Not that Buress is lazy. The Chicago-born comic started performing stand-up in 2002, while at university, and over the past ten years has performed on countless late-night chat shows, been name checked by Chris Rock, Louis CK and the like, and been part of the writing teams for ‘30 Rock’ and ‘Saturday Night Live’. I ask about the notoriously gruelling timetable of a ‘SNL’ writer and receive a characteristically relaxed answer. ‘You know what? I think people overplay the “Saturday Night Live” schedule,’ he says, in drawling tones. ‘I mean, yeah, it can be some late hours. But the late hours are usually only one or two nights out of the week. You might have a crazy six-day week, but you’ll work three weeks and then you get a week off work. I’d take most jobs if it was hard work and then I got a week off.’
Buress joined the writing team of ‘SNL’ in 2009, a year after moving to New York. He spent a year working on the programme before being poached by the executive producers of ‘30 Rock’, despite not getting a great deal of his sketches broadcast on ‘SNL’. So why didn’t his ideas get past the read-through? ‘Some people are better at it than others,’ he tells me. ‘Or it might take some people time to really learn the format and learn what works on the show. For me, I think if I’d been there another year
I would’ve got better at it, just as you do with anything.’ ‘30 Rock’ was much more of a group effort, says Buress, where even though a single writer pens the draft script, everyone contributes with story ideas and re-writes. He’s also acted in the sitcom, appearing briefly as a bum in seven episodes. He says acting is, ‘fun, you just come to work and they already have written words for you’, but he mainly likes the fact that the exposure attracts an audience to his live shows.
It’s clear that stand-up remains Buress’s main focus. He would perform most nights of the week while working at ‘SNL’, and has now left ‘30 Rock’ to devote more time to performing. Plus, with a quickly swelling fanbase in the US, why else would he play a sweltering attic room in Edinburgh for a month last year? ‘It definitely made me a better comedian,’ he says, of performing at the festival, ‘just doing [the show] over and over that much.’ How much did he know about the Fringe before he performed there? ‘I’d heard of it, I knew it was huge,’ he says, ‘but you can’t really explain something like that to somebody until they get there. It was cool, though, I liked it. That rain, though… I wish it was somewhere sunny, man.’

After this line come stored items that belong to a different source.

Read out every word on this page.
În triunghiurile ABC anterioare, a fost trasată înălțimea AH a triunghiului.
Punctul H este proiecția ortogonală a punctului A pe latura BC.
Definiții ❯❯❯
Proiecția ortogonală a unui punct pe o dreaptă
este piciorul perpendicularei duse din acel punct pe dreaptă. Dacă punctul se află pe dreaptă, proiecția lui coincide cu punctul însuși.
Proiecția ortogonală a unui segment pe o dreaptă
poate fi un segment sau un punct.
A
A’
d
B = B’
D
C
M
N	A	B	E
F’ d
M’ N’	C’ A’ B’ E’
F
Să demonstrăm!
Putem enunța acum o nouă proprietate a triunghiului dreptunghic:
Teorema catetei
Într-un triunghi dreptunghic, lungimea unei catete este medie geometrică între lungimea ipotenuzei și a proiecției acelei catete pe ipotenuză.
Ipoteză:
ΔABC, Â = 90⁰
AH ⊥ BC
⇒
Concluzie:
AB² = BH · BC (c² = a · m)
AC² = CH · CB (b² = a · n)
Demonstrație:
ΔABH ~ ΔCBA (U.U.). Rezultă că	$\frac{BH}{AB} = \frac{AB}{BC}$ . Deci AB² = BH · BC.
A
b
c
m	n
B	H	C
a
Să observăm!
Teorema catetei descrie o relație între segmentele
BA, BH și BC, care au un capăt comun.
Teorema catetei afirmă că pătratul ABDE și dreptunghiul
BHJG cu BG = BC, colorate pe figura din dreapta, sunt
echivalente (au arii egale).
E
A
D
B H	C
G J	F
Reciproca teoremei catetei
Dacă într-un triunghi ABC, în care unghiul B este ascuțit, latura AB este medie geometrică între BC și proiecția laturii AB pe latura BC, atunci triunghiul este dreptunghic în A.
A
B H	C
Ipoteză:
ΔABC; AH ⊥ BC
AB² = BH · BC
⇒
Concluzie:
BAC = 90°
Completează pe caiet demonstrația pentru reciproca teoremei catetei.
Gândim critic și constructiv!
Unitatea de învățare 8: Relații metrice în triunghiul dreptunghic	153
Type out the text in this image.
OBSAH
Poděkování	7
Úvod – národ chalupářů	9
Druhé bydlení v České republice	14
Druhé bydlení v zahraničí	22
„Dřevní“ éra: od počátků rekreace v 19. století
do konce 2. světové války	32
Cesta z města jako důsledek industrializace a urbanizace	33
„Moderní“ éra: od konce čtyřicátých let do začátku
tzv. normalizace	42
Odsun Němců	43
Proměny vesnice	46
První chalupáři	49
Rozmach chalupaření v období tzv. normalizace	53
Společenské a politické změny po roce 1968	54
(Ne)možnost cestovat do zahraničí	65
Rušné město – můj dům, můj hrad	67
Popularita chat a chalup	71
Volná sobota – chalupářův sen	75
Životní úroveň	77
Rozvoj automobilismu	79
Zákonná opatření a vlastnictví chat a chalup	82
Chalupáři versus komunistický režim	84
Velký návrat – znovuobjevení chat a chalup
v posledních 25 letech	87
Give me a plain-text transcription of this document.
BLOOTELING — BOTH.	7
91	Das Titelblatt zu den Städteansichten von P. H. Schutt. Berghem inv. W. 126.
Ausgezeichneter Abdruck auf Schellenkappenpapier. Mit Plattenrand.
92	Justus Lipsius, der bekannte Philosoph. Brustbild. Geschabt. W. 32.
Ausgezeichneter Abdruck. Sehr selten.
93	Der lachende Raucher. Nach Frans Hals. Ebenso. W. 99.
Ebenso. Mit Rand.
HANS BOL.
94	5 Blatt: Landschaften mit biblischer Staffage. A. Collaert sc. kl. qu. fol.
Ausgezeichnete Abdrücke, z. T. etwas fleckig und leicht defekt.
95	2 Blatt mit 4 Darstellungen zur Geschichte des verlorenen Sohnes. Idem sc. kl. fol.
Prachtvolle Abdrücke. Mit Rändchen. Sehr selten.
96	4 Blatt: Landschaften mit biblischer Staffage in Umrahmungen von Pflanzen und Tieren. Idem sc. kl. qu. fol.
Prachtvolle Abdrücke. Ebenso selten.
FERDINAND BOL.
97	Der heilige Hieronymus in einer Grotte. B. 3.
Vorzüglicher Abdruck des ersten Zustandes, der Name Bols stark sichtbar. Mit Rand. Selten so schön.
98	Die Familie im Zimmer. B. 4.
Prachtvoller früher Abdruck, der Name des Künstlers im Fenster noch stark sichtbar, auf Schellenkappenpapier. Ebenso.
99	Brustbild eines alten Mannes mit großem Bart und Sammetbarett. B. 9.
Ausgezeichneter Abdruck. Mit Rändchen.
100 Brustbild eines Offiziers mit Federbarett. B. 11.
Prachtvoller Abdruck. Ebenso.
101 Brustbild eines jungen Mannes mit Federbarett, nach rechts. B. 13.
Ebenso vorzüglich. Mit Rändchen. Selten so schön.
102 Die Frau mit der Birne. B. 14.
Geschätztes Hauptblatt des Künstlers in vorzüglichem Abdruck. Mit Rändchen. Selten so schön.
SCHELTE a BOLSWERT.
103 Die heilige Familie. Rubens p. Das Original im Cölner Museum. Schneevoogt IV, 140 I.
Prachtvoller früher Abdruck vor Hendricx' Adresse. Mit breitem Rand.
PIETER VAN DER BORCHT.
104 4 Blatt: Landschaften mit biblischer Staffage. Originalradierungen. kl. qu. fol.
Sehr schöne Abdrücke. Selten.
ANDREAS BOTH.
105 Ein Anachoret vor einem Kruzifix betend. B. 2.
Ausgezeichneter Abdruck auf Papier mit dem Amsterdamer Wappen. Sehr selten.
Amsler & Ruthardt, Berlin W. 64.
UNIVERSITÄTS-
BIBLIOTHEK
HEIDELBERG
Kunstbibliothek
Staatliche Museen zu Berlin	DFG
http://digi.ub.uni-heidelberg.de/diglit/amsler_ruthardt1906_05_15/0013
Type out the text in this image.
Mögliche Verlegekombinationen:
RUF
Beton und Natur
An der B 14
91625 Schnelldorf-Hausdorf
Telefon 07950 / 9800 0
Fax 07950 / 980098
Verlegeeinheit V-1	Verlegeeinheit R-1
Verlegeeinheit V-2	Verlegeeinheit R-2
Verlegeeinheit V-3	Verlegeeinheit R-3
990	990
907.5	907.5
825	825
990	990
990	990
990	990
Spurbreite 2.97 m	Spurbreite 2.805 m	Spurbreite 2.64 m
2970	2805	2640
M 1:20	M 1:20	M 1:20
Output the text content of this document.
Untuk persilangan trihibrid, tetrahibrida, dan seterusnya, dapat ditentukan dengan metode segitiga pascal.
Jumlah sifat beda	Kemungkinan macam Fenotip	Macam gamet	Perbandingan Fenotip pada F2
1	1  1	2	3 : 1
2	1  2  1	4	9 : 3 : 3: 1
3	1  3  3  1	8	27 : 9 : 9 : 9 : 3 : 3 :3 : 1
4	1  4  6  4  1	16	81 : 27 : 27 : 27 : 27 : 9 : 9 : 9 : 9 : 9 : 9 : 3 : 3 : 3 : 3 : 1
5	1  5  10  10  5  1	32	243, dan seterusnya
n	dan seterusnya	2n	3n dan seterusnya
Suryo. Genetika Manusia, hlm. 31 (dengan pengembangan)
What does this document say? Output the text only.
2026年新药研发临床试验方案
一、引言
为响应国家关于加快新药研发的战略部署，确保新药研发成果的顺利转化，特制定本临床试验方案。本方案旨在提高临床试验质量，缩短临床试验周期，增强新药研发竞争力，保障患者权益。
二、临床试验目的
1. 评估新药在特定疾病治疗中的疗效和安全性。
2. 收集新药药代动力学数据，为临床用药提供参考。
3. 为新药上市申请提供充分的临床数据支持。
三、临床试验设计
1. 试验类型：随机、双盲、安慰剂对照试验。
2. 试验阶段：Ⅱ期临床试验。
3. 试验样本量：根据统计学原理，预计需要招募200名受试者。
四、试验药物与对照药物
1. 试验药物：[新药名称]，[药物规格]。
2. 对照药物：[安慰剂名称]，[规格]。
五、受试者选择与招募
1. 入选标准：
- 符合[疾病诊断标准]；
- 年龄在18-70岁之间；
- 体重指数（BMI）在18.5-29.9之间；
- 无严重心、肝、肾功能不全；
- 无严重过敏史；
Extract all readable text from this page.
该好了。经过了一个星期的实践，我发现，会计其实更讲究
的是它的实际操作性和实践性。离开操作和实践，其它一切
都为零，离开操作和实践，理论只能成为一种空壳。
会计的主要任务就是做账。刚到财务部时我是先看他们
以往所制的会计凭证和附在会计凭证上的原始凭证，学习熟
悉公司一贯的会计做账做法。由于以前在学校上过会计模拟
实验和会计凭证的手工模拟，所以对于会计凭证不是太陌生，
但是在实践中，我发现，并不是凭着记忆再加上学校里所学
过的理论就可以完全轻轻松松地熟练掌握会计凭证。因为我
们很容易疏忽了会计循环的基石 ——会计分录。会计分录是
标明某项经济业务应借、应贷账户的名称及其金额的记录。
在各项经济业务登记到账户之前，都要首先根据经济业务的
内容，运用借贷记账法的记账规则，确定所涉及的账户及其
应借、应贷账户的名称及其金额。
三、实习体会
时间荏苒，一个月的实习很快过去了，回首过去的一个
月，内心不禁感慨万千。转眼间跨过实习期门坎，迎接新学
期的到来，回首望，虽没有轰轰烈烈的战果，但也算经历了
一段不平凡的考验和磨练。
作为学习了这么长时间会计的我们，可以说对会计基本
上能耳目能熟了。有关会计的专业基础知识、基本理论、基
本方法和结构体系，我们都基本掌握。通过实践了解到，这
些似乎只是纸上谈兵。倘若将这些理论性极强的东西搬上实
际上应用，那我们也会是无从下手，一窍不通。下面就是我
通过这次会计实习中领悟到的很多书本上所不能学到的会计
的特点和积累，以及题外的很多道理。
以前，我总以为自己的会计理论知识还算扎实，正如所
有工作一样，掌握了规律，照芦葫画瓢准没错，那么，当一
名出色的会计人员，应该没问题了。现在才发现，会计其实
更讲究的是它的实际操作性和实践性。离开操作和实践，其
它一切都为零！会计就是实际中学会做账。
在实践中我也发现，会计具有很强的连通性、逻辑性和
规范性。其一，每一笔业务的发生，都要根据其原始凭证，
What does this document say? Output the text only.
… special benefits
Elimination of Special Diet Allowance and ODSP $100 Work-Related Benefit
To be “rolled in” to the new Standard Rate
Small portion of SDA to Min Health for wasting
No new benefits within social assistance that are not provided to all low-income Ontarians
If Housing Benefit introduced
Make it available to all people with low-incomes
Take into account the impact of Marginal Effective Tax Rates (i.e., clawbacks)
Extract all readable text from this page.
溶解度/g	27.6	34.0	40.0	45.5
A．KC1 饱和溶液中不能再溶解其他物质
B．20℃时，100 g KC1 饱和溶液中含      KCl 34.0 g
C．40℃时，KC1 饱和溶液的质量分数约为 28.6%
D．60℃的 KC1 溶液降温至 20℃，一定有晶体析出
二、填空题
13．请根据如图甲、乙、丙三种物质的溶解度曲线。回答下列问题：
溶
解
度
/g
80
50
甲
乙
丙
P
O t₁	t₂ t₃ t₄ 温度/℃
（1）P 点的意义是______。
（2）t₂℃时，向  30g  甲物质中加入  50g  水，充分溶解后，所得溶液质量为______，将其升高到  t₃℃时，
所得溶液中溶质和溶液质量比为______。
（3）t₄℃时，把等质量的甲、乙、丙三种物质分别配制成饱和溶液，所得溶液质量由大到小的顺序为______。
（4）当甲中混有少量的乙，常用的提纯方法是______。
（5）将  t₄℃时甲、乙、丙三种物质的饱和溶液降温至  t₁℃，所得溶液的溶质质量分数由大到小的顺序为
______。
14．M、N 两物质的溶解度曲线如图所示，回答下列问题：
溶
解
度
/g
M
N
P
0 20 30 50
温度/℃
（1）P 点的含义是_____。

Maybe it’s down to the weather, but comedy at the Edinburgh Fringe, and in the UK in general, is taken more seriously than in the US. In the States it’s rare to receive a critique from a major newspaper, whereas positive reviews are key to a show’s success at the festival. Buress, luckily, received a bunch of glowing reviews – ‘It’s funny looking at how people describe your stand-up. It’s like: “Oh, I’d never thought of it like that before…” ’ – and a nomination for the Best Newcomer category of the Foster’s Edinburgh Comedy Awards. Did he find it strange being a nominee for a newbie gong, having been on the comedy circuit for a decade? ‘Well, yeah, but I’m new in the UK,’ he explains. ‘And that’s what I like about doing stand-up; I’ve been doing it for ten years, but I’m still new to some people. I like getting introduced to people after I’ve been doing it for ten years. It’s not like they had to see me do open mics and be horrible. They get to see me after I’ve worked a lot, and worked really hard at it.’
And now it’s London’s turn to be introduced to Buress, as he brings his sharp, laidback observations to the Soho Theatre for ten nights. The Edinburgh Fringe forces many British comics to write a new hour of material every year, but Buress takes a more relaxed approach. ‘I think by the time I go to London I’ll be about half way away from the Edinburgh show,’ he says. ‘I’ll have a bunch of new material, but it’s not the full show. I’m trying to do it pretty fast, but you also don’t want to sacrifice quality by being hasty. You forget that sometimes comedy is just a big night out for people. Almost every show people come up to me and go, “This is the first comedy show I’ve ever seen!”, so you want to do well. If you do horribly at somebody’s first time seeing live stand-up, well, you’ve not only tainted yourself, you’ve tainted a whole art form.’